Applications of Functional Programming in Formal and Natural Languages
Licentiate thesis, 2004
This thesis describes two applications of functional programming to process formal and natural languages. The techniques described in this thesis are closely connected to compiler construction, which is obvious in the work on BNF Converter.
The first part of the thesis describes the BNFC (the BNF Converter) application, a multi-lingual compiler tool. BNFC takes as its input a grammar written in Labelled BNF (LBNF) notation, and generates a compiler front-end (an abstract syntax, a lexer, and a parser). Furthermore, it generates a case skeleton usable as the starting point of back-end construction, a pretty printer, a test bench, and a Latex document usable as a language specification. The program components can be generated in Haskell, Java, C and C++, and their standard parser and lexer tools. BNFC itself was written in Haskell.

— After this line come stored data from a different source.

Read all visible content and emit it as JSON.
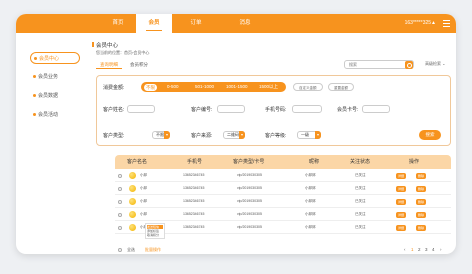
{
  "nav": {
    "items": [
      "首页",
      "会员",
      "订单",
      "消息"
    ],
    "active_index": 1,
    "user": "163*****325▲",
    "accent": "#f7931e"
  },
  "sidebar": {
    "items": [
      {
        "label": "会员中心",
        "active": true
      },
      {
        "label": "会员业务",
        "active": false
      },
      {
        "label": "会员数据",
        "active": false
      },
      {
        "label": "会员活动",
        "active": false
      }
    ]
  },
  "header": {
    "title": "会员中心",
    "breadcrumb": "您当前的位置：首页›会员中心",
    "tabs": [
      "查询明细",
      "会员积分"
    ],
    "active_tab": 0,
    "search_placeholder": "搜索",
    "advanced_label": "高级检索 ⌄"
  },
  "filters": {
    "amount_label": "消费金额:",
    "amount_options": [
      "不限",
      "0-500",
      "501-1000",
      "1001-1500",
      "1500以上"
    ],
    "amount_selected": 0,
    "custom_btn": "自定义金额",
    "reset_btn": "重置金额",
    "customer_name_label": "客户姓名:",
    "customer_no_label": "客户编号:",
    "phone_label": "手机号码:",
    "member_card_label": "会员卡号:",
    "customer_type_label": "客户类型:",
    "customer_type_value": "不限",
    "customer_source_label": "客户来源:",
    "customer_source_value": "二维码",
    "customer_level_label": "客户等级:",
    "customer_level_value": "一级",
    "query_btn": "搜索"
  },
  "table": {
    "headers": [
      "客户名名",
      "手机号",
      "客户类型/卡号",
      "昵称",
      "关注状态",
      "操作"
    ],
    "rows": [
      {
        "name": "小邱",
        "phone": "13652346745",
        "card": "vip/2019030305",
        "nick": "小邱邱",
        "status": "已关注"
      },
      {
        "name": "小邱",
        "phone": "13652346745",
        "card": "vip/2019030305",
        "nick": "小邱邱",
        "status": "已关注"
      },
      {
        "name": "小邱",
        "phone": "13652346745",
        "card": "vip/2019030305",
        "nick": "小邱邱",
        "status": "已关注"
      },
      {
        "name": "小邱",
        "phone": "13652346745",
        "card": "vip/2019030305",
        "nick": "小邱邱",
        "status": "已关注"
      },
      {
        "name": "小邱",
        "phone": "13652346745",
        "card": "vip/2019030305",
        "nick": "小邱邱",
        "status": "已关注"
      }
    ],
    "action_edit": "详细",
    "action_delete": "删除",
    "row_popup": [
      "发送短信",
      "添加标签",
      "取消积分"
    ],
    "footer_select_all": "全选",
    "footer_batch": "批量操作",
    "pages": [
      "‹",
      "1",
      "2",
      "3",
      "4",
      "›"
    ],
    "active_page": "1"
  }
}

The methodology used for the generated front-end is based on Appel's books on compiler construction. BNFC has been used as a teaching tool in compiler construction courses at Chalmers. It has also beenapplied to research-related programming language development, and in an industrial application producing a compiler for a telecommunications protocol description language.

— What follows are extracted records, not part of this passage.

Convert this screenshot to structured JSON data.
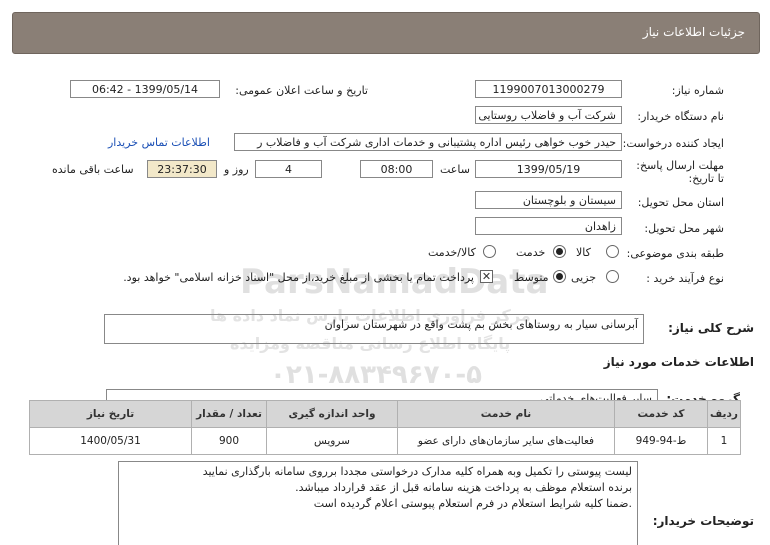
{
  "header": {
    "title": "جزئیات اطلاعات نیاز"
  },
  "fields": {
    "need_number_label": "شماره نیاز:",
    "need_number": "1199007013000279",
    "announce_label": "تاریخ و ساعت اعلان عمومی:",
    "announce_value": "1399/05/14 - 06:42",
    "buyer_label": "نام دستگاه خریدار:",
    "buyer_value": "شرکت آب و فاضلاب روستایی",
    "creator_label": "ایجاد کننده درخواست:",
    "creator_value": "حیدر خوب خواهی  رئیس اداره پشتیبانی و خدمات اداری  شرکت آب و فاضلاب ر",
    "contact_link": "اطلاعات تماس خریدار",
    "deadline_label": "مهلت ارسال پاسخ: تا تاریخ:",
    "deadline_date": "1399/05/19",
    "time_label": "ساعت",
    "deadline_time": "08:00",
    "days_value": "4",
    "days_label": "روز و",
    "remaining_time": "23:37:30",
    "remaining_label": "ساعت باقی مانده",
    "province_label": "استان محل تحویل:",
    "province_value": "سیستان و بلوچستان",
    "city_label": "شهر محل تحویل:",
    "city_value": "زاهدان",
    "category_label": "طبقه بندی موضوعی:",
    "category_options": [
      "کالا",
      "خدمت",
      "کالا/خدمت"
    ],
    "category_selected": "خدمت",
    "process_label": "نوع فرآیند خرید :",
    "process_options": [
      "جزیی",
      "متوسط"
    ],
    "process_selected": "متوسط",
    "payment_note": "پرداخت تمام یا بخشی از مبلغ خرید،از محل \"اسناد خزانه اسلامی\" خواهد بود.",
    "payment_checked": true
  },
  "description": {
    "label": "شرح کلی نیاز:",
    "value": "آبرسانی سیار به روستاهای بخش بم پشت    واقع در شهرستان سراوان"
  },
  "services": {
    "section_title": "اطلاعات خدمات مورد نیاز",
    "group_label": "گروه خدمت:",
    "group_value": "سایر فعالیت‌های خدماتی",
    "columns": [
      "ردیف",
      "کد خدمت",
      "نام خدمت",
      "واحد اندازه گیری",
      "تعداد / مقدار",
      "تاریخ نیاز"
    ],
    "rows": [
      [
        "1",
        "ط-94-949",
        "فعالیت‌های سایر سازمان‌های دارای عضو",
        "سرویس",
        "900",
        "1400/05/31"
      ]
    ]
  },
  "notes": {
    "label": "توضیحات خریدار:",
    "lines": [
      "لیست پیوستی را تکمیل وبه همراه کلیه مدارک درخواستی مجددا برروی سامانه بارگذاری نمایید",
      "برنده استعلام موظف به پرداخت هزینه سامانه قبل از عقد قرارداد میباشد.",
      ".ضمنا کلیه شرایط استعلام در فرم استعلام پیوستی اعلام گردیده است"
    ]
  },
  "watermark": {
    "line1": "ParsNamadData",
    "line2": "مرکز فراوری اطلاعات پارس نماد داده ها",
    "line3": "پایگاه اطلاع رسانی مناقصه ومزایده",
    "line4": "۰۲۱-۸۸۳۴۹۶۷۰-۵"
  }
}
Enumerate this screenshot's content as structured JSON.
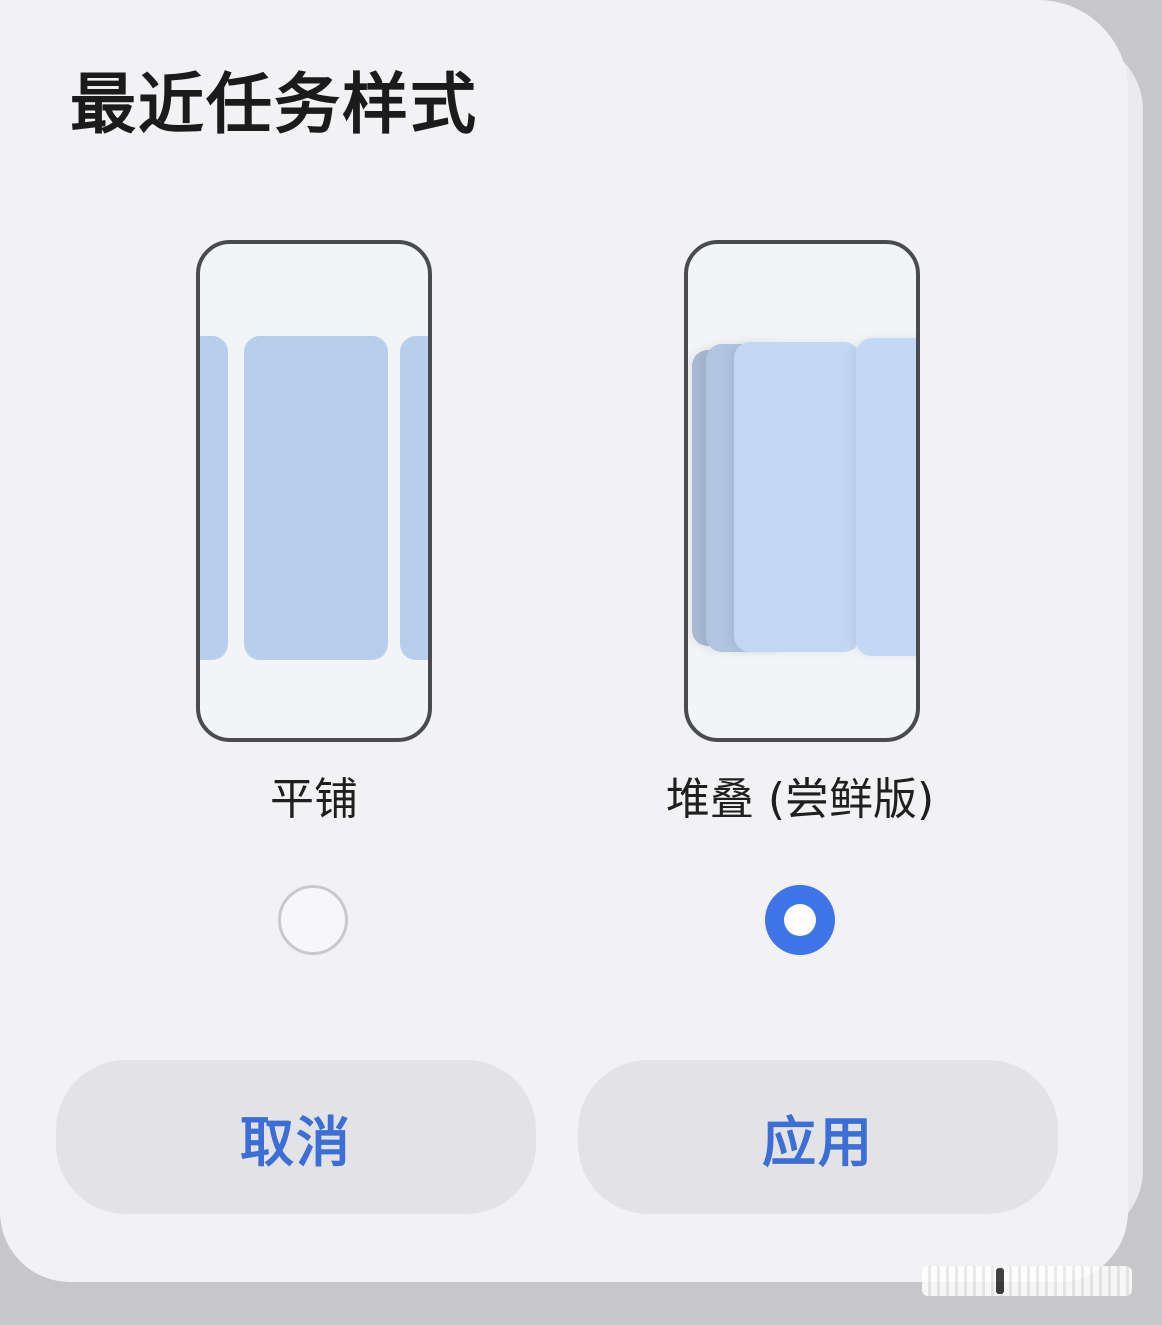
{
  "dialog": {
    "title": "最近任务样式",
    "options": [
      {
        "label": "平铺",
        "selected": false
      },
      {
        "label": "堆叠 (尝鲜版)",
        "selected": true
      }
    ],
    "buttons": {
      "cancel": "取消",
      "apply": "应用"
    }
  },
  "colors": {
    "accent": "#3f74e8",
    "button_text": "#3c6fd6",
    "dialog_bg": "#f2f2f4",
    "pane_blue": "#b7ceed"
  }
}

The second part of the thesis describes Functional Morphology, a toolkit for implementing natural language morphology in the functional language Haskell. The main idea behind is simple: instead of working with untyped regular expressions, which is the state of the art of morphology in computational linguistics, we use finite functions over hereditarily finite algebraic data types. The definitions of these data types and functions are the language-dependent part of the morphology. The language-independent part consists of an untyped dictionary format which is used for translation to other morphology formats and synthesis of word forms, and to generate a decorated trie, which is used for analysis.
Functional Morphology builds on ideas introduced by Huet in his computational linguistics toolkit Zen, which he has used to implement the morphology of Sanskrit. The goal has been to make it easy for linguists who are not trained as functional programmers, to apply the ideas to new languages. As a proof of the productivity of the method, morphologies for Swedish, Italian, Russian, Spanish, and Latin have already been implemented.